Constipation may be tied to more than discomfort
A systematic review and meta-analysis in *Translational Psychiatry* found chronic constipation is associated with higher odds of depression, reporting a pooled adjusted OR of 2.08 (95% CI 1.84–2.34) across 18 observational studies (730,263 participants). The association persisted in sensitivity and subgroup analyses, though causality and direction cannot be determined.

Background
Systematic review/meta-analysis of observational studies linking chronic constipation with higher depression odds, framed via the gut-brain axis and microbiota changes.
Why it matters
The piece argues for integrated GI and mental-health assessment, but it does not report any new clinical endpoints, regulatory actions, or commercial developments for a specific public company.
Market relevance
No named publicly traded company is directly affected; this is primarily medical/scientific context rather than a tradable corporate catalyst.
Market effects
Potential read-across to GI/mental-health therapeutics and digital health, but the article contains no company-specific product, trial, or commercial update.

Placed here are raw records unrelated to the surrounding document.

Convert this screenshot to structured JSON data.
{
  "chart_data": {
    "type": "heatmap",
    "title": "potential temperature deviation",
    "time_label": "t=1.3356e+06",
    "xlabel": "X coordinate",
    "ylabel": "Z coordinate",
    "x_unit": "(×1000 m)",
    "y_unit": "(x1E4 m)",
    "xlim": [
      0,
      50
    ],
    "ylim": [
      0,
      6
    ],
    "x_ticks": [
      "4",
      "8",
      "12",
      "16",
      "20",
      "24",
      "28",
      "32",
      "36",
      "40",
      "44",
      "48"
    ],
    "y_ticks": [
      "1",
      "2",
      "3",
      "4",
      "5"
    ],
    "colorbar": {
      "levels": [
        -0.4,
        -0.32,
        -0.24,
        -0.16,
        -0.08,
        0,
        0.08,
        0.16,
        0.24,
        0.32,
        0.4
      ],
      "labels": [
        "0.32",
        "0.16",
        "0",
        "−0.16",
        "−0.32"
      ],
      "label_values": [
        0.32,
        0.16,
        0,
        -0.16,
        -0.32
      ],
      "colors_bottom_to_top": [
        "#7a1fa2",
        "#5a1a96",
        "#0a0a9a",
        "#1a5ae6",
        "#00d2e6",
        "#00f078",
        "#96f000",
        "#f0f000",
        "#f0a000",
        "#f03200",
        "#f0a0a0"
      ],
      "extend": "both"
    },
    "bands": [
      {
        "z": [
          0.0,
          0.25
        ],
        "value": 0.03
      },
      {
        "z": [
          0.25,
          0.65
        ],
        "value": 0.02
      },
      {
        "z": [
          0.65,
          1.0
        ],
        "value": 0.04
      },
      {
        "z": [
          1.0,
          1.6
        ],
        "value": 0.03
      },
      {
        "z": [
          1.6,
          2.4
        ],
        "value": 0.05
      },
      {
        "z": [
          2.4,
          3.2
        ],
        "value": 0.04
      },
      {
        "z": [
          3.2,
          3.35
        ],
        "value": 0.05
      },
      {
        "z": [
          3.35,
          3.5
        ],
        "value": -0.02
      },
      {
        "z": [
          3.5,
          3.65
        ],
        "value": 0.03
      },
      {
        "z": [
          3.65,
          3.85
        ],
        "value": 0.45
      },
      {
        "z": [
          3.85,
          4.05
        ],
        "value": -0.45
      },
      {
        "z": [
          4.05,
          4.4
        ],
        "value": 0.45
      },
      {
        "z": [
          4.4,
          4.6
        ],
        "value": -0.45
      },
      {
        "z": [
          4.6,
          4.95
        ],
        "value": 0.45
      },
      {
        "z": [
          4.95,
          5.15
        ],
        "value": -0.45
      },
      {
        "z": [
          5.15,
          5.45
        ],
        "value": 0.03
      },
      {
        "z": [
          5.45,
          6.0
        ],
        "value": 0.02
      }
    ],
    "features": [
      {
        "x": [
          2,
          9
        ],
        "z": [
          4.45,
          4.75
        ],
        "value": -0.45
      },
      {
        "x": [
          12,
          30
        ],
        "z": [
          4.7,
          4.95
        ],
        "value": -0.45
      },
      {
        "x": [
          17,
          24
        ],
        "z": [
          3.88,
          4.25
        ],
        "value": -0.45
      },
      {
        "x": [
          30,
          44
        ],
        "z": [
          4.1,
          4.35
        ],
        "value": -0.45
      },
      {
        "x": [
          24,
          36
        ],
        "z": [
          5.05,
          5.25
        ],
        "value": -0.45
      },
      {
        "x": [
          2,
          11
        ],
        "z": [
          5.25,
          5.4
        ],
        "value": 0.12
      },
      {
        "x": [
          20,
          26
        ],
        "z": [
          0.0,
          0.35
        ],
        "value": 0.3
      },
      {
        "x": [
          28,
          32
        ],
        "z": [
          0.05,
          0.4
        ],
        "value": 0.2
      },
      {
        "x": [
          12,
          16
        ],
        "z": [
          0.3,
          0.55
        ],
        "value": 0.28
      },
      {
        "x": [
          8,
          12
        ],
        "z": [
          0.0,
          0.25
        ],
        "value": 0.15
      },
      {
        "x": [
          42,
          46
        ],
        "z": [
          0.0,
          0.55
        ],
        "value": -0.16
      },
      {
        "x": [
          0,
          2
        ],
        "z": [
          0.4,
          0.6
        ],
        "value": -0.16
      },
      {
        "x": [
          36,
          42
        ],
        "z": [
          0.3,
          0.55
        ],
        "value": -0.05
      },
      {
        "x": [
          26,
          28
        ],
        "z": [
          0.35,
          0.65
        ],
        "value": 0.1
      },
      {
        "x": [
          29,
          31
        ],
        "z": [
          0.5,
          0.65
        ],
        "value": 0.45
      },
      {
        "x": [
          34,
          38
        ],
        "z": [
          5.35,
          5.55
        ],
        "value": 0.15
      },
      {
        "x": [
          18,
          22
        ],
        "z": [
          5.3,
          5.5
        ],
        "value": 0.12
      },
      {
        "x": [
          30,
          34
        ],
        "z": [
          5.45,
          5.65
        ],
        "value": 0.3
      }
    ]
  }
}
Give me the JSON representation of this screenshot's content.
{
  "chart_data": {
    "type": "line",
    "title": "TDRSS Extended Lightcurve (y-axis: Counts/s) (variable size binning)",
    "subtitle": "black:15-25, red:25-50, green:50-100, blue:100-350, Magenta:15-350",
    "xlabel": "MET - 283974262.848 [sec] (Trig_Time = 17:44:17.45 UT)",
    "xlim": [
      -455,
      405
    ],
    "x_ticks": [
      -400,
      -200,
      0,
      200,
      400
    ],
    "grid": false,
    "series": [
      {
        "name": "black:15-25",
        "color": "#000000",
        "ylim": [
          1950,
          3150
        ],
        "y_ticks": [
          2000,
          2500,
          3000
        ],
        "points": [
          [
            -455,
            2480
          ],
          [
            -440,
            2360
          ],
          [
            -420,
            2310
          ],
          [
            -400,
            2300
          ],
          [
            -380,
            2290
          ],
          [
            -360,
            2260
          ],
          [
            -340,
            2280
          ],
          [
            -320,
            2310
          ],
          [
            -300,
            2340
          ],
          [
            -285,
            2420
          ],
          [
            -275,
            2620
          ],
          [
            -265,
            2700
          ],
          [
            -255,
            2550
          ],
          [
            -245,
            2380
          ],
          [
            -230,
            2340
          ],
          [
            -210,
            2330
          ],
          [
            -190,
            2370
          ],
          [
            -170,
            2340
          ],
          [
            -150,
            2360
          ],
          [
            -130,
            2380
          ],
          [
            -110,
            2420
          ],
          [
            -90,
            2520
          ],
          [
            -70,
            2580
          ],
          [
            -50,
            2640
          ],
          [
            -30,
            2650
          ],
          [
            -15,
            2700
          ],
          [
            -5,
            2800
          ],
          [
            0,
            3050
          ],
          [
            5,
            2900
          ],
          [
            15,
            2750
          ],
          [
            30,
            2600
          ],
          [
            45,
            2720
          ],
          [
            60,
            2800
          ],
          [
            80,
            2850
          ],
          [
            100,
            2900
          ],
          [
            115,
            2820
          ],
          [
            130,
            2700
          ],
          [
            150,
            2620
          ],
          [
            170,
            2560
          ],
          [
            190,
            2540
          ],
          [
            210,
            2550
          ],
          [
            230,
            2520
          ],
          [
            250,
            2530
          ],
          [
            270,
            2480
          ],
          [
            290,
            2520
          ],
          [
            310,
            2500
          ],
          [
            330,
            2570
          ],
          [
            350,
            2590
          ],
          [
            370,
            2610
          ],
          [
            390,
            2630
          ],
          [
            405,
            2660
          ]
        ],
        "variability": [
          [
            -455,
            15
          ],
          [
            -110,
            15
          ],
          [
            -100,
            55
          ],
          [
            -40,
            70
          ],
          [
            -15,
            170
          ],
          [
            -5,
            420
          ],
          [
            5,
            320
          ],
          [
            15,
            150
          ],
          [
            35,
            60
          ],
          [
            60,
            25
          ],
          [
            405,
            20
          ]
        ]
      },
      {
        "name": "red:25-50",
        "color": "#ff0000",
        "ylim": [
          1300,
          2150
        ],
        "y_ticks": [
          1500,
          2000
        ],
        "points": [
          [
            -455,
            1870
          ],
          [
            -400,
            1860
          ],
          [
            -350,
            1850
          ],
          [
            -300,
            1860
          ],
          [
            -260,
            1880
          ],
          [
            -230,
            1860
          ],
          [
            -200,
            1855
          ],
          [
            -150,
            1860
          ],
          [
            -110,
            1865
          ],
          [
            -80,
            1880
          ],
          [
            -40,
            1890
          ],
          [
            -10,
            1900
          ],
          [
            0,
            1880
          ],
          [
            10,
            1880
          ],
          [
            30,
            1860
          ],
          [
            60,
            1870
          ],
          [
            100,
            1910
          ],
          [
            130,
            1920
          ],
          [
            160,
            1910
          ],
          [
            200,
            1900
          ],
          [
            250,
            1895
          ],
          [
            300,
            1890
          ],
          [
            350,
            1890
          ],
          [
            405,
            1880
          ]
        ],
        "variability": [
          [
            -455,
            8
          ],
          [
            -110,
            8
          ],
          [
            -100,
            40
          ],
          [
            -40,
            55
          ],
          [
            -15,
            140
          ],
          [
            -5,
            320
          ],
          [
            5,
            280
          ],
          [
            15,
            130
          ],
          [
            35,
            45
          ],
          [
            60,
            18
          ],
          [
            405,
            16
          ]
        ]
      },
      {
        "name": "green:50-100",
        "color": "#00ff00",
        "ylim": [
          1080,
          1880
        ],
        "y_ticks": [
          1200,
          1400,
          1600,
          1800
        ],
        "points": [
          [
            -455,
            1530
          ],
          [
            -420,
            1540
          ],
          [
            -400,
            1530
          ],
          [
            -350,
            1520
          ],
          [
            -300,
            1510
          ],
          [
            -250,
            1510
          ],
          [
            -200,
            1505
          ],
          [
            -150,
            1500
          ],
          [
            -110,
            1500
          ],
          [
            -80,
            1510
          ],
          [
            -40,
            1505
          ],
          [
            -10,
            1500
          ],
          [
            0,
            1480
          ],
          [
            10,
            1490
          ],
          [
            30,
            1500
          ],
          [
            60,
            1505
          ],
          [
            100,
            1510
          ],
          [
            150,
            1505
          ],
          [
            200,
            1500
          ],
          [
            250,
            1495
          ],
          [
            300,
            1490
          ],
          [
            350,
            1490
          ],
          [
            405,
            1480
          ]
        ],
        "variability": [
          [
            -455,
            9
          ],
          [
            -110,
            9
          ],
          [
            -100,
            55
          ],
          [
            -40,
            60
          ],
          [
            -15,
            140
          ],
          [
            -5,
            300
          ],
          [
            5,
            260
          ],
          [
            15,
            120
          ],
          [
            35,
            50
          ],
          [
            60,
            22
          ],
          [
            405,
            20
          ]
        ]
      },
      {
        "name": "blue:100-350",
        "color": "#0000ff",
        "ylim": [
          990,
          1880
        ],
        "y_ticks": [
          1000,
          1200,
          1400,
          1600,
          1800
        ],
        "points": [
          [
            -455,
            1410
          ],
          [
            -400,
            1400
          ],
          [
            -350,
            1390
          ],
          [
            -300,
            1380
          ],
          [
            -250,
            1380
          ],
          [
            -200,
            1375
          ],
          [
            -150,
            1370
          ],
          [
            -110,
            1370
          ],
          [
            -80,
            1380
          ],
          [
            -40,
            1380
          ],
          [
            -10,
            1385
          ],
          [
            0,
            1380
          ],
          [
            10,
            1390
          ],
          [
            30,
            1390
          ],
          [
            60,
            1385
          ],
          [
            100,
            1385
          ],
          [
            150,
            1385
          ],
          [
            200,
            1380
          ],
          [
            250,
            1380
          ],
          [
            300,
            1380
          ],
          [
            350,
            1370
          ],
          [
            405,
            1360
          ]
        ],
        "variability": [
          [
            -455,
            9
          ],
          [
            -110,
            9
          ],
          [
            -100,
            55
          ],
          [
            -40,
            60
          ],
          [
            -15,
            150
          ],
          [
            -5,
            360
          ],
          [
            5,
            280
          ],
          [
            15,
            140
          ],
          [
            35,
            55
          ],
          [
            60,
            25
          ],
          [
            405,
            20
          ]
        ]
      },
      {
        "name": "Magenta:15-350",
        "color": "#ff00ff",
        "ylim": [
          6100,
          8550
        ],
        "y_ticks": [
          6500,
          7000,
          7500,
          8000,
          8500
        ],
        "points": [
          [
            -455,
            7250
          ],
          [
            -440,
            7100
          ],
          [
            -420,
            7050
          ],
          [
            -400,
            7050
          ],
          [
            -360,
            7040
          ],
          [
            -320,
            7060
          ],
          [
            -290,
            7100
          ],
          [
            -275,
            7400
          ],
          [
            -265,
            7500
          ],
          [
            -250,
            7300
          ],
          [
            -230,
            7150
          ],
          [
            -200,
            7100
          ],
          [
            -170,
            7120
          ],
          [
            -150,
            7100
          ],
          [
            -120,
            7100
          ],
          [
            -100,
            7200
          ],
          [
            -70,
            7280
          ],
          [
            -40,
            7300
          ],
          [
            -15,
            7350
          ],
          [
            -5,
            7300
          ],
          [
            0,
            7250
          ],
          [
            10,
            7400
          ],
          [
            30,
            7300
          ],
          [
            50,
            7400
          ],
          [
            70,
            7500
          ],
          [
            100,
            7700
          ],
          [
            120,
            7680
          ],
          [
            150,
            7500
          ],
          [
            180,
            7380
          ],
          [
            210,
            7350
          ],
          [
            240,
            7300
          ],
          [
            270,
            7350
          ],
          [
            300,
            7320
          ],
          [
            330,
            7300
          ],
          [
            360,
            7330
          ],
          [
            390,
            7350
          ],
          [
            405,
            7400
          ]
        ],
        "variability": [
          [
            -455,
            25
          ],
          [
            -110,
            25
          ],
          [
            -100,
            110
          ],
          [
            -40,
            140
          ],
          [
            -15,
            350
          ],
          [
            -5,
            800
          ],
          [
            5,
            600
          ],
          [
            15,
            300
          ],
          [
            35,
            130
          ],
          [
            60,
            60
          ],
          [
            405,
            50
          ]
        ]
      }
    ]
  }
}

No region-specific market or listed issuer impact stated beyond study subgroup patterns.
Findings are globally framed (depression prevalence; gut-brain axis) but not tied to any tradable issuer.
Alternative perspectives
Association may reflect bidirectionality and residual confounding in observational studies, limiting investable conclusions.
No causal mechanism tested; heterogeneity is substantial and most studies are cross-sectional, so translating to actionable commercial signals is premature.
Key entities
- journalTranslational Psychiatry
Journal where the study was reported.
- mechanismGut-brain axis (GBA)
Proposed biological pathway linking constipation and depression.